Au sein des entreprises, le taux de départ en formation des salariés est trois fois plus élevé dans les grands groupes que dans les TPE ou les PME.
En ce qui concerne les salariés, ce sont les plus jeunes et les plus qualifiés qui accèdent à la formation professionnelle continue.
On l'aura compris, la formation professionnelle initiale enregistre un cuisant échec pour ce qui est de l'entrée sur le marché de travail de nombre de jeunes et la formation professionnelle continue ne bénéficie pas à ceux qui en ont le plus besoin.
C'est d'autant plus regrettable que 25 milliards d'euros sont consacrés chaque année à cet objectif. À une certaine inefficacité s'ajoute dès lors une vraie gabegie.
Les principales raisons de cette situation, mises en exergue par la mission commune d'information, sont la complexité du système, le manque de passerelles entre les différents dispositifs, la déconnexion avec le marché de l'emploi, la multiplicité des acteurs, avec une absence de coordination et de gouvernance, enfin, le foisonnement des financeurs.
Les chiffres sont éloquents : plus de 1 200 diplômes ou titres professionnels délivrés par sept ministères différents, quelque 45 000 organismes de formation déclarés, quatre-vingt-dix-huit organismes paritaires collecteurs agréés, ou OPCA. Aussi, à chaque catégorie d'individus pouvant prétendre à des sessions de formation, correspondent des conditions d'accès particulières.
Alors, que faire ? Les propositions de la mission commune d'information sont nombreuses et concrètes. Elles ont d'ailleurs été saluées par nombre d'observateurs pour leur pertinence et leur audace.

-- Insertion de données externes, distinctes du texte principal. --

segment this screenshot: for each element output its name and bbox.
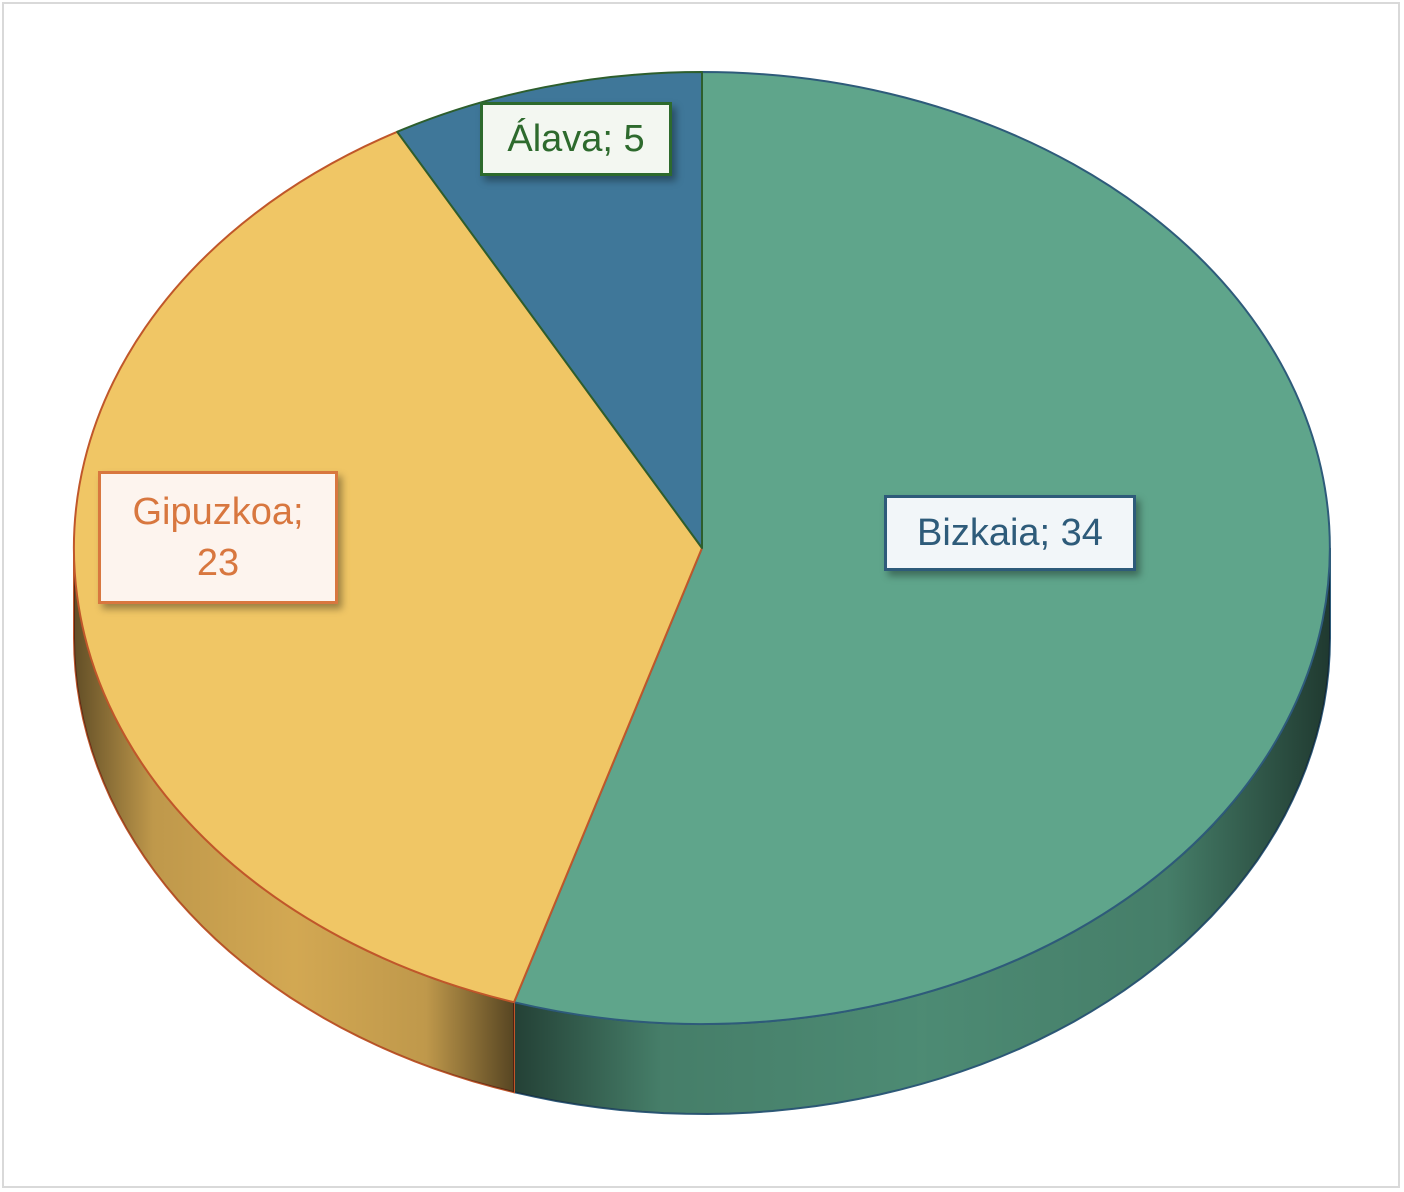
data-label-bizkaia: Bizkaia; 34 <box>884 495 1136 571</box>
data-label-gipuzkoa: Gipuzkoa; 23 <box>98 471 338 604</box>
pie-side-gipuzkoa-shade <box>74 548 514 1093</box>
pie-side-bizkaia-shade <box>514 548 1330 1114</box>
data-label-gipuzkoa-text-1: Gipuzkoa; <box>132 490 304 533</box>
data-label-bizkaia-text: Bizkaia; 34 <box>917 511 1103 554</box>
data-label-alava: Álava; 5 <box>480 102 672 176</box>
pie-slice-alava <box>396 71 703 549</box>
data-label-gipuzkoa-text-2: 23 <box>196 541 240 584</box>
data-label-alava-text: Álava; 5 <box>507 117 645 160</box>
pie-slice-gipuzkoa <box>72 130 703 1004</box>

Pour ma part, je considère qu'il est fondamental de remettre du sens, du liant, de la cohérence et de la simplicité.
Il faut simplifier en regroupant contrat d'apprentissage et contrat de professionnalisation au sein d'un contrat d'insertion en alternance, et ainsi optimiser les capacités d'accueil en entreprise et en centre de formation.
Il faut remettre de la cohérence avec la rationalisation des financements.

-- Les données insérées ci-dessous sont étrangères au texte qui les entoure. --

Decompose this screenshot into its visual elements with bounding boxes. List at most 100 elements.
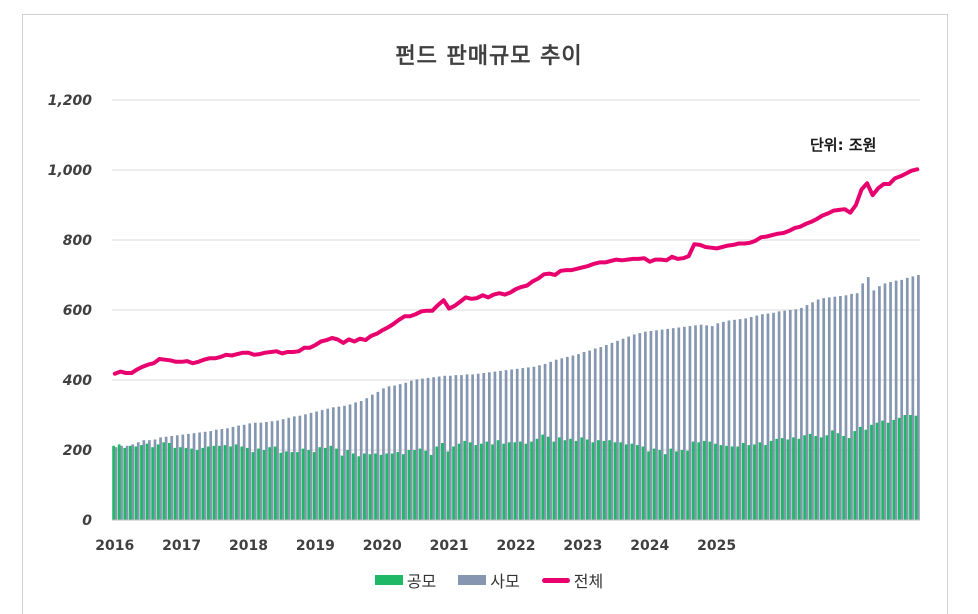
- bar-private: [376, 391, 380, 520]
- bar-private: [448, 375, 452, 520]
- bar-private: [549, 361, 552, 520]
- bar-public: [597, 440, 600, 520]
- bar-private: [136, 442, 140, 520]
- bar-private: [749, 317, 753, 520]
- bar-private: [343, 405, 346, 520]
- bar-private: [454, 375, 458, 520]
- bar-private: [577, 354, 580, 520]
- bar-private: [237, 425, 240, 520]
- bar-public: [223, 445, 227, 520]
- bar-private: [705, 325, 709, 520]
- bar-public: [307, 450, 310, 520]
- bar-private: [415, 379, 419, 520]
- bar-public: [368, 454, 372, 520]
- y-tick-label: 600: [63, 303, 92, 319]
- bar-public: [585, 439, 589, 520]
- bar-private: [610, 342, 614, 520]
- bar-public: [819, 437, 823, 520]
- bar-private: [593, 348, 597, 520]
- bar-public: [708, 441, 712, 520]
- bar-public: [569, 438, 572, 520]
- bar-public: [390, 453, 394, 520]
- bar-public: [691, 441, 695, 520]
- bar-private: [482, 373, 486, 520]
- bar-public: [613, 442, 617, 520]
- bar-public: [117, 444, 121, 520]
- bar-public: [725, 445, 728, 520]
- bar-private: [426, 377, 430, 520]
- bar-private: [404, 382, 408, 520]
- legend-item-total[interactable]: 전체: [541, 568, 603, 592]
- bar-public: [886, 422, 890, 520]
- bar-private: [209, 431, 213, 520]
- bar-private: [304, 414, 307, 520]
- bar-private: [694, 325, 697, 520]
- bar-public: [363, 453, 366, 520]
- bar-public: [407, 450, 411, 520]
- bar-private: [538, 365, 541, 520]
- bar-public: [284, 451, 288, 520]
- bar-private: [214, 429, 218, 520]
- bar-public: [301, 448, 305, 520]
- bar-public: [602, 440, 606, 520]
- legend-item-private[interactable]: 사모: [458, 568, 520, 592]
- bar-public: [847, 438, 851, 520]
- bar-private: [220, 429, 224, 520]
- bar-private: [727, 320, 731, 520]
- bar-public: [825, 435, 829, 520]
- bar-private: [131, 444, 135, 520]
- bar-public: [736, 446, 740, 520]
- bar-private: [331, 407, 335, 520]
- bar-private: [883, 283, 887, 520]
- bar-public: [775, 438, 779, 520]
- bar-private: [605, 345, 608, 520]
- bar-public: [507, 442, 511, 520]
- bar-public: [647, 451, 650, 520]
- legend-label-private: 사모: [490, 572, 520, 591]
- bar-public: [552, 441, 556, 520]
- bar-private: [733, 319, 736, 520]
- bar-private: [170, 436, 174, 520]
- y-tick-label: 1,200: [48, 93, 93, 109]
- bar-public: [714, 443, 717, 520]
- bar-public: [396, 452, 400, 520]
- bar-private: [421, 378, 424, 520]
- bar-public: [268, 447, 271, 520]
- bar-private: [476, 373, 480, 520]
- legend-item-public[interactable]: 공모: [374, 568, 436, 592]
- bar-private: [571, 355, 575, 520]
- chart-title: 펀드 판매규모 추이: [395, 44, 583, 69]
- bar-private: [811, 302, 814, 520]
- bar-private: [866, 277, 870, 520]
- bar-private: [181, 434, 185, 520]
- bar-private: [443, 375, 447, 520]
- y-tick-label: 1,000: [48, 163, 93, 179]
- bar-public: [290, 452, 294, 520]
- bar-public: [658, 450, 662, 520]
- bar-public: [145, 443, 149, 520]
- bar-public: [897, 417, 901, 520]
- bar-public: [758, 442, 762, 520]
- bar-public: [385, 453, 388, 520]
- bar-private: [382, 388, 385, 520]
- bar-public: [257, 448, 260, 520]
- bar-public: [318, 447, 322, 520]
- bar-private: [738, 319, 742, 520]
- bar-private: [772, 312, 775, 520]
- bar-private: [905, 277, 909, 520]
- bar-public: [112, 445, 115, 520]
- bar-private: [532, 366, 536, 520]
- bar-private: [114, 447, 118, 520]
- bar-private: [716, 323, 720, 520]
- bar-public: [686, 450, 689, 520]
- bar-private: [354, 402, 357, 520]
- bar-public: [151, 447, 154, 520]
- bar-public: [808, 433, 812, 520]
- bar-private: [588, 350, 591, 520]
- bar-private: [850, 293, 853, 520]
- bar-private: [816, 299, 820, 520]
- bar-public: [546, 436, 550, 520]
- bar-private: [270, 421, 274, 520]
- bar-public: [123, 447, 127, 520]
- bar-public: [535, 438, 539, 520]
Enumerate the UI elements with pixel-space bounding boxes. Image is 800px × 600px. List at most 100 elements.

À ce propos, il convient d'insister sur le regroupement interprofessionnel des OPCA et la suppression de l'obligation légale faite aux entreprises de verser 0, 9 % de leur masse salariale brute pour le financement du plan de formation.

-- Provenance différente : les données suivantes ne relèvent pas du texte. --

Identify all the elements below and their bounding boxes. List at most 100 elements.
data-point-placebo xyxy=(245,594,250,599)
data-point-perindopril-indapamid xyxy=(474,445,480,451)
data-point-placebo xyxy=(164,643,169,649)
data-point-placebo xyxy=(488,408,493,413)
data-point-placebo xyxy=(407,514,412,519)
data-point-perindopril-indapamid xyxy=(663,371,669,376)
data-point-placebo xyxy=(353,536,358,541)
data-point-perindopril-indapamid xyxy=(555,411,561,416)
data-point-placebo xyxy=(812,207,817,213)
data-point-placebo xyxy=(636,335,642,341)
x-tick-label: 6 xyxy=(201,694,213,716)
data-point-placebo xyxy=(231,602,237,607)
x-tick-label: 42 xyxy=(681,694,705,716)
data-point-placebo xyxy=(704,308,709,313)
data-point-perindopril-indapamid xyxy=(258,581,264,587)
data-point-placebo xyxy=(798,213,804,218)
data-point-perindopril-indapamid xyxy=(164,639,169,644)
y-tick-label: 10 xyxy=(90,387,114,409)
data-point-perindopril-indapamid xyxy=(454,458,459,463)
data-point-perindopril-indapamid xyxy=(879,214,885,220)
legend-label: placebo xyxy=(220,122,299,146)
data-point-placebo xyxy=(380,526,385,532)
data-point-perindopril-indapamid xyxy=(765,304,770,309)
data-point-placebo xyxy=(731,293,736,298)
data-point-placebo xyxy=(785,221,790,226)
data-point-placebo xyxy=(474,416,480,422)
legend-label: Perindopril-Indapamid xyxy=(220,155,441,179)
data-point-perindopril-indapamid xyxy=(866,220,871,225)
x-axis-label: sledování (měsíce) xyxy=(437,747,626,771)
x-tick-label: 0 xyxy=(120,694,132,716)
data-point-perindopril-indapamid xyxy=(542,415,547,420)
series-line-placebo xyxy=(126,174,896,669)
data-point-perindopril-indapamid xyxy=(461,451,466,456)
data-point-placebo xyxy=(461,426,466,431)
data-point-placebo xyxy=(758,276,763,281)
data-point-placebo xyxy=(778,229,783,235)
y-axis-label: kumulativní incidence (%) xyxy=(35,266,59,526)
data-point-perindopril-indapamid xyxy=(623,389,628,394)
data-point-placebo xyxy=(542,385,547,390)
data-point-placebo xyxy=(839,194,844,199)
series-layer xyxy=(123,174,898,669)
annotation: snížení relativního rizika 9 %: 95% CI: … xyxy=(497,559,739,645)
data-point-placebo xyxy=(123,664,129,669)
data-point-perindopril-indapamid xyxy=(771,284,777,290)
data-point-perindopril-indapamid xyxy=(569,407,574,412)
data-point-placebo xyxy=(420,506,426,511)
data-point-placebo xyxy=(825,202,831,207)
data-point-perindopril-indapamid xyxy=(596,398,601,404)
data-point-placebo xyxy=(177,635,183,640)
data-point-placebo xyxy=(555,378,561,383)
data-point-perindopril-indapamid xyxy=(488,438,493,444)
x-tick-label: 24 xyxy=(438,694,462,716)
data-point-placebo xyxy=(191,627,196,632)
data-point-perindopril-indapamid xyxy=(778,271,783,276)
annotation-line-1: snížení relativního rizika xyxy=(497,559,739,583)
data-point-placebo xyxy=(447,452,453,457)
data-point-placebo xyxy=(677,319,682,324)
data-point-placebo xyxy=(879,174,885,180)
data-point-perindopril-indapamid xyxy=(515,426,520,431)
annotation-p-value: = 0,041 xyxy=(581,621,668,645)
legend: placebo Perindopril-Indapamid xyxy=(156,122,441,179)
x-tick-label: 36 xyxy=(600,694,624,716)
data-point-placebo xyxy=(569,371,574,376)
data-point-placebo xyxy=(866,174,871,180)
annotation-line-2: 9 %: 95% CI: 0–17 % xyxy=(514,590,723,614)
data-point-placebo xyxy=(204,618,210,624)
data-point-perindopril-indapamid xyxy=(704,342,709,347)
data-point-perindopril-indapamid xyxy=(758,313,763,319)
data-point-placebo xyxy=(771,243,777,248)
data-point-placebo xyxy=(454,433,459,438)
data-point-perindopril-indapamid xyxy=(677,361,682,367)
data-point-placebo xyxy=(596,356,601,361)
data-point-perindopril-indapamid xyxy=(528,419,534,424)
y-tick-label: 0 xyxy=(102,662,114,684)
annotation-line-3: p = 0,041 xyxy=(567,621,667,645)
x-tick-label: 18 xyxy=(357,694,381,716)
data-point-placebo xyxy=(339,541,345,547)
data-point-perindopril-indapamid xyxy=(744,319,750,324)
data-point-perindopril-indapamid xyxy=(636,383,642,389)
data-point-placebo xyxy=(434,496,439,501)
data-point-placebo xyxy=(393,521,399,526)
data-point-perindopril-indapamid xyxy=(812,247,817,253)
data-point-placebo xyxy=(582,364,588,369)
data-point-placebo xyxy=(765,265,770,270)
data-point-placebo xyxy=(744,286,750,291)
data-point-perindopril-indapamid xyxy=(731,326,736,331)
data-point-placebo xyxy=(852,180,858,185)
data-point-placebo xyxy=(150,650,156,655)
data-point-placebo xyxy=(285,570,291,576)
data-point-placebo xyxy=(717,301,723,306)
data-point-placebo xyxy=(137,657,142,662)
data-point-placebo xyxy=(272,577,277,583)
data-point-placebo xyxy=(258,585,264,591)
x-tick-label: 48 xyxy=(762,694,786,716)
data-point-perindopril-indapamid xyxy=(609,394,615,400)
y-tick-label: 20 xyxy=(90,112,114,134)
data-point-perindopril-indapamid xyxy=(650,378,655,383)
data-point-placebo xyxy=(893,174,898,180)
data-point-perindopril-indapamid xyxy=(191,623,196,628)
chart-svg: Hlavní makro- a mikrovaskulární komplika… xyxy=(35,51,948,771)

Les sommes ainsi libérées abonderaient en partie un compte d'épargne de formation individualisé.
Le champ d'application de ce dispositif se veut plus large que celui du droit individuel à la formation, qui, même transférable, reste circonscrit aux salariés en activité, laissant ainsi plusieurs catégories de population en marge du système.
Attaché à la personne tout au long de sa vie professionnelle, le compte d'épargne de formation couvrirait alors les individus indépendamment de leur statut : les primo-entrants dans le monde du travail, les salariés en activité, les demandeurs d'emploi, les personnes en reconversion et les retraités.
Un seul outil répondrait alors à une grande variété de situations.
Il faut encore remettre du sens et du liant au travers d'une gouvernance territoriale articulant des niveaux de compétences clairement définis.
L'État doit demeurer dans son rôle de cadrage normatif mais également se poser en tant que garant de l'équité.
Le Conseil national de la formation professionnelle tout au long de la vie a légitimement vocation à devenir l'instance de concertation nationale, garante des objectifs nationaux de la formation professionnelle.
La mise en cohérence des politiques de formation doit revenir à la région. Élaboré sous l'autorité du président du conseil régional, le plan régional de développement des formations professionnelles s'avère l'instrument adapté pour assurer la coopération régionale des acteurs publics, associatifs, professionnels et privés autour d'un même projet.
Enfin, c'est à l'échelon du bassin d'emploi que doit se faire l'articulation entre les besoins en emplois et les formations à mettre en place.
En conclusion, la réforme de la formation professionnelle est un défi capital à relever sans attendre ; les sénateurs du groupe UC-UDF sont prêts à concourir efficacement à cette réforme.